My CSA box has included pie pumpkins the past couple of weeks, so it seems like a great time to show how to make your own pumpkin puree. The best pumpkins to use for this are dense pie pumpkins (also known as sugar or cooking pumpkins). Do not use the large, decorative pumpkins used for carving. They are mostly hollow and tasteless.
First, pick pumpkins that are fairly small and dense. Remember, they become more hollow and bland as they get larger. Clean the outside of the pumpkin and dry it off. Grab a solid, very sharp knife. I emphasize very sharp. I ended up trying four different knives before I found one that could do the job. Cut off the top of the pumpkin just below the stem.
Then, cut the pumpkin from top to bottom down the middle.
Use a large spoon or melon baller to empty out the seeds and pulp from the middle. Try to get out as much as you can, but don’t worry if a few strands are left behind. Discard the pulp, but keep the seeds if you want to roast them later. I cleaned the seeds off and stored them in the refrigerator until I figure out what to do with them.
Cut each side down the middle again and place cut side down on a lightly oiled pan.
Bake at 350 degrees Fahrenheit for 45-60 minutes until the flesh is easily pierced with a fork. The baking time varies a bit based on the size of the pumpkin. This pumpkin was ready after 45 minutes.
Peel back the skin of the pumpkins and discard. Also, remove any remaining pieces of pulp.
Cut into small pieces and place in the food processor fitted with a sharp blade.
Puree the pieces until smooth. Be sure to wipe down the sides with a spatula to get all the pieces processed. If the pumpkin is too dry, you may need to add a little bit of water (just a little at a time) to help it blend better.
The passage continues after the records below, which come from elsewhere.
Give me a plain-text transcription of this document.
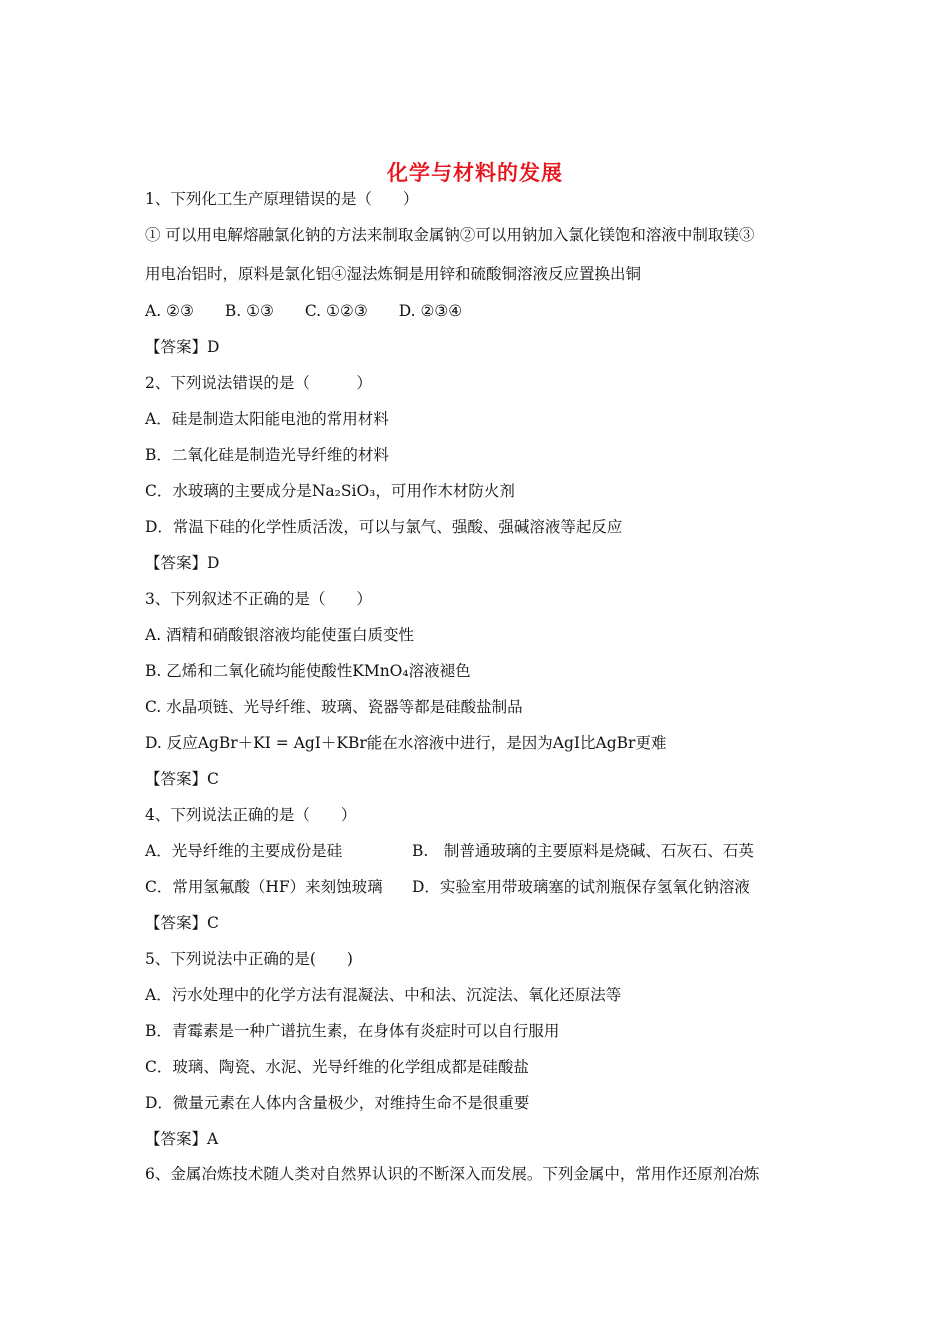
化学与材料的发展
1、下列化工生产原理错误的是（　　）
① 可以用电解熔融氯化钠的方法来制取金属钠②可以用钠加入氯化镁饱和溶液中制取镁③
用电冶铝时，原料是氯化铝④湿法炼铜是用锌和硫酸铜溶液反应置换出铜
A. ②③　　B. ①③　　C. ①②③　　D. ②③④
【答案】D
2、下列说法错误的是（　　　）
A．硅是制造太阳能电池的常用材料
B．二氧化硅是制造光导纤维的材料
C．水玻璃的主要成分是Na₂SiO₃，可用作木材防火剂
D．常温下硅的化学性质活泼，可以与氯气、强酸、强碱溶液等起反应
【答案】D
3、下列叙述不正确的是（　　）
A. 酒精和硝酸银溶液均能使蛋白质变性
B. 乙烯和二氧化硫均能使酸性KMnO₄溶液褪色
C. 水晶项链、光导纤维、玻璃、瓷器等都是硅酸盐制品
D. 反应AgBr＋KI = AgI＋KBr能在水溶液中进行，是因为AgI比AgBr更难
【答案】C
4、下列说法正确的是（　　）
A．光导纤维的主要成份是硅	B.　制普通玻璃的主要原料是烧碱、石灰石、石英
C．常用氢氟酸（HF）来刻蚀玻璃 D．实验室用带玻璃塞的试剂瓶保存氢氧化钠溶液
【答案】C
5、下列说法中正确的是(　　)
A．污水处理中的化学方法有混凝法、中和法、沉淀法、氧化还原法等
B．青霉素是一种广谱抗生素，在身体有炎症时可以自行服用
C．玻璃、陶瓷、水泥、光导纤维的化学组成都是硅酸盐
D．微量元素在人体内含量极少，对维持生命不是很重要
【答案】A
6、金属冶炼技术随人类对自然界认识的不断深入而发展。下列金属中，常用作还原剂冶炼
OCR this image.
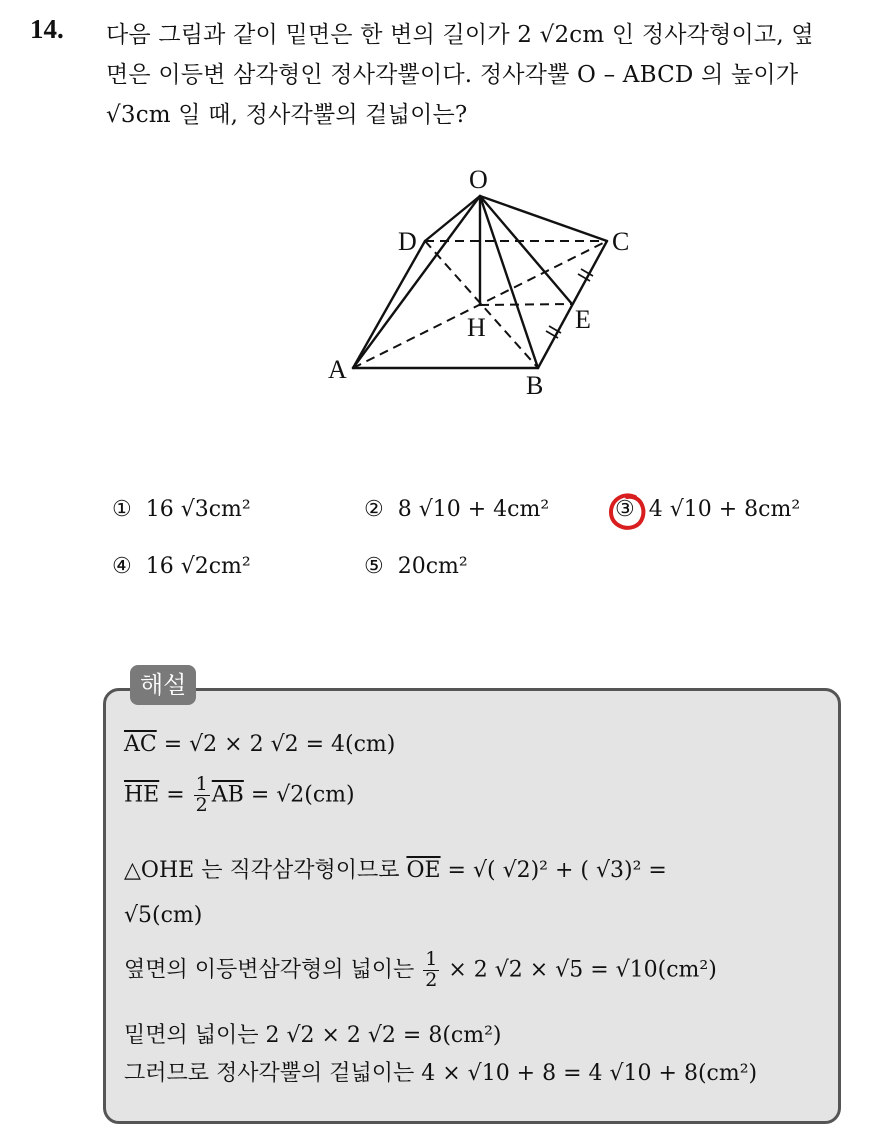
14. 다음 그림과 같이 밑면은 한 변의 길이가 2 √2cm 인 정사각형이고, 옆
면은 이등변 삼각형인 정사각뿔이다. 정사각뿔 O – ABCD 의 높이가
√3cm 일 때, 정사각뿔의 겉넓이는?
O
D	C
E
H
A
B
① 16 √3cm²	② 8 √10 + 4cm²	③ 4 √10 + 8cm²
④ 16 √2cm²	⑤ 20cm²
해설
$\overline{AC} = √2 \times 2$ √2 = 4(cm)
$\overline{HE} = \frac{1}{2} \overline{AB} = √2(cm)$
△OHE 는 직각삼각형이므로 $\overline{OE}$ = √( √2)² + ( √3)² =
√5(cm)
옆면의 이등변삼각형의 넓이는 $\frac{1}{2} \times 2$ √2 × √5 = √10(cm²)
밑면의 넓이는 2 √2 × 2 √2 = 8(cm²)
그러므로 정사각뿔의 겉넓이는 4 × √10 + 8 = 4 √10 + 8(cm²)
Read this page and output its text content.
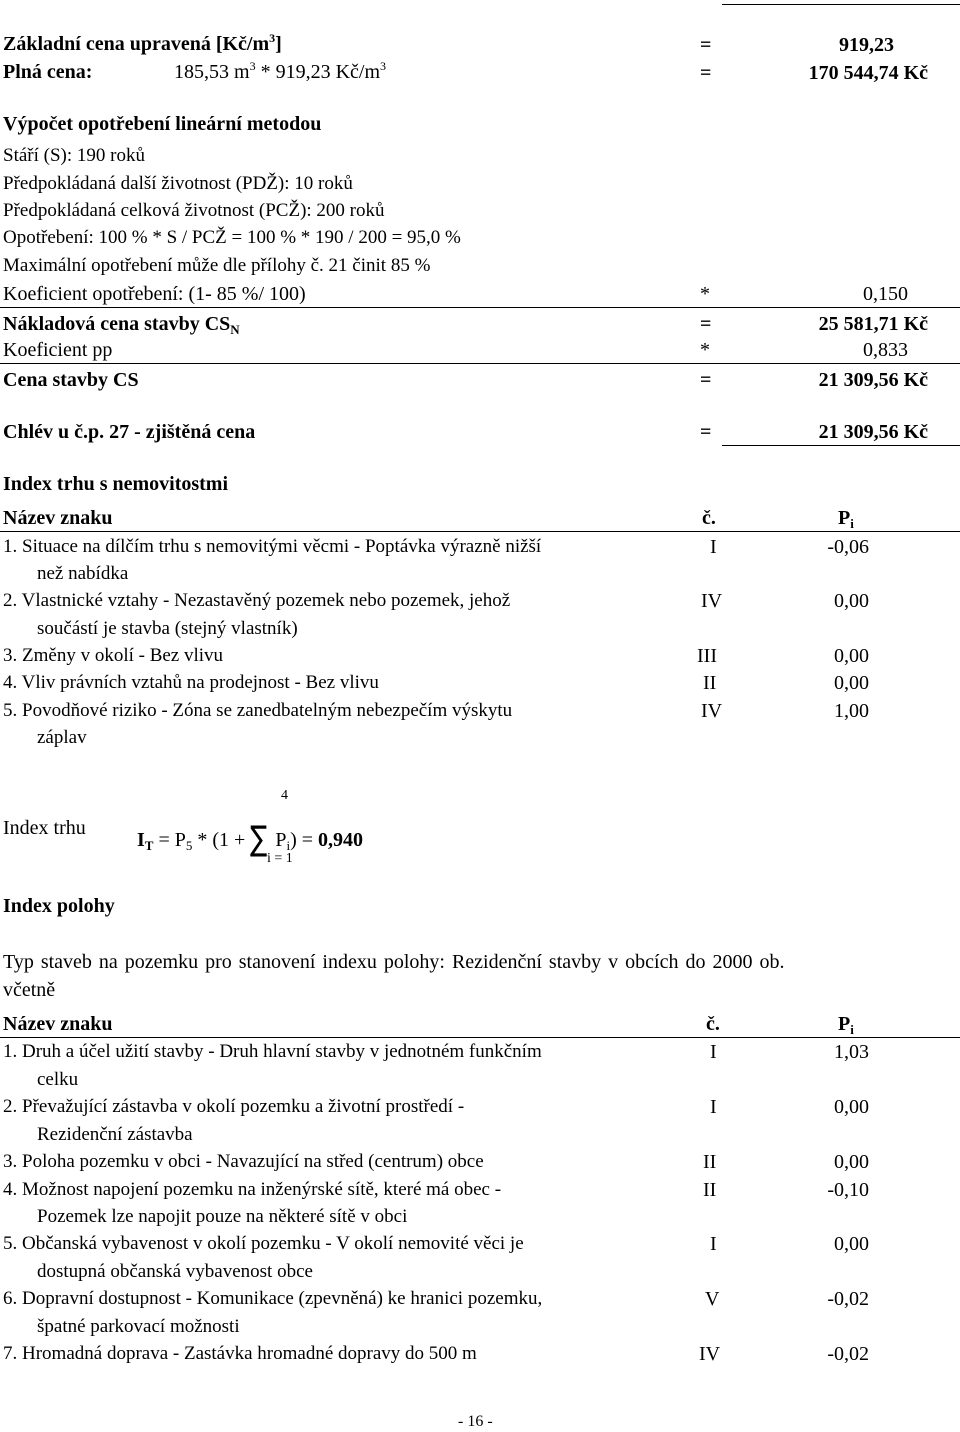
Základní cena upravená $[Kč/m^3]$	=	919,23
Plná cena:	185,53 $m^3 * 919,23$ $Kč/m^3$	=	170 544,74 Kč
Výpočet opotřebení lineární metodou
Stáří (S): 190 roků
Předpokládaná další životnost (PDŽ): 10 roků
Předpokládaná celková životnost (PCŽ): 200 roků
Opotřebení: 100 % * S / PCŽ = 100 % * 190 / 200 = 95,0 %
Maximální opotřebení může dle přílohy č. 21 činit 85 %
Koeficient opotřebení: (1- 85 %/ 100)	*	0,150
Nákladová cena stavby $CS_N$	=	25 581,71 Kč
Koeficient pp	*	0,833
Cena stavby CS	=	21 309,56 Kč
Chlév u č.p. 27 - zjištěná cena	=	21 309,56 Kč
Index trhu s nemovitostmi
Název znaku	č.	$P_i$
1. Situace na dílčím trhu s nemovitými věcmi - Poptávka výrazně nižší
než nabídka
I	-0,06
2. Vlastnické vztahy - Nezastavěný pozemek nebo pozemek, jehož
součástí je stavba (stejný vlastník)
IV	0,00
3. Změny v okolí - Bez vlivu	III	0,00
4. Vliv právních vztahů na prodejnost - Bez vlivu	II	0,00
5. Povodňové riziko - Zóna se zanedbatelným nebezpečím výskytu
záplav
IV	1,00
Index trhu
4
i = 1
$I_T = P_5 * (1$ + ∑ $P_i) = 0,940$
Index polohy
Typ staveb na pozemku pro stanovení indexu polohy: Rezidenční stavby v obcích do 2000 ob.
včetně
Název znaku	č.	$P_i$
1. Druh a účel užití stavby - Druh hlavní stavby v jednotném funkčním
celku
I	1,03
2. Převažující zástavba v okolí pozemku a životní prostředí -
Rezidenční zástavba
I	0,00
3. Poloha pozemku v obci - Navazující na střed (centrum) obce	II	0,00
4. Možnost napojení pozemku na inženýrské sítě, které má obec -
Pozemek lze napojit pouze na některé sítě v obci
II	-0,10
5. Občanská vybavenost v okolí pozemku - V okolí nemovité věci je
dostupná občanská vybavenost obce
I	0,00
6. Dopravní dostupnost - Komunikace (zpevněná) ke hranici pozemku,
špatné parkovací možnosti
V	-0,02
7. Hromadná doprava - Zastávka hromadné dopravy do 500 m	IV	-0,02
- 16 -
If the puree is too watery, strain through a cheesecloth or through a fine mesh sieve layered with a paper towel. You now have homemade pumpkin puree! To freeze, measure the puree into freezer bags. I have 1/2 cup and 1 cup bags, because that is the amount I use in most recipes. Flatten the bags so they can be stacked in the freezer. Frozen pumpkin puree is good for about 6 months. In the refrigerator, it is good for up to 5 days. Enjoy!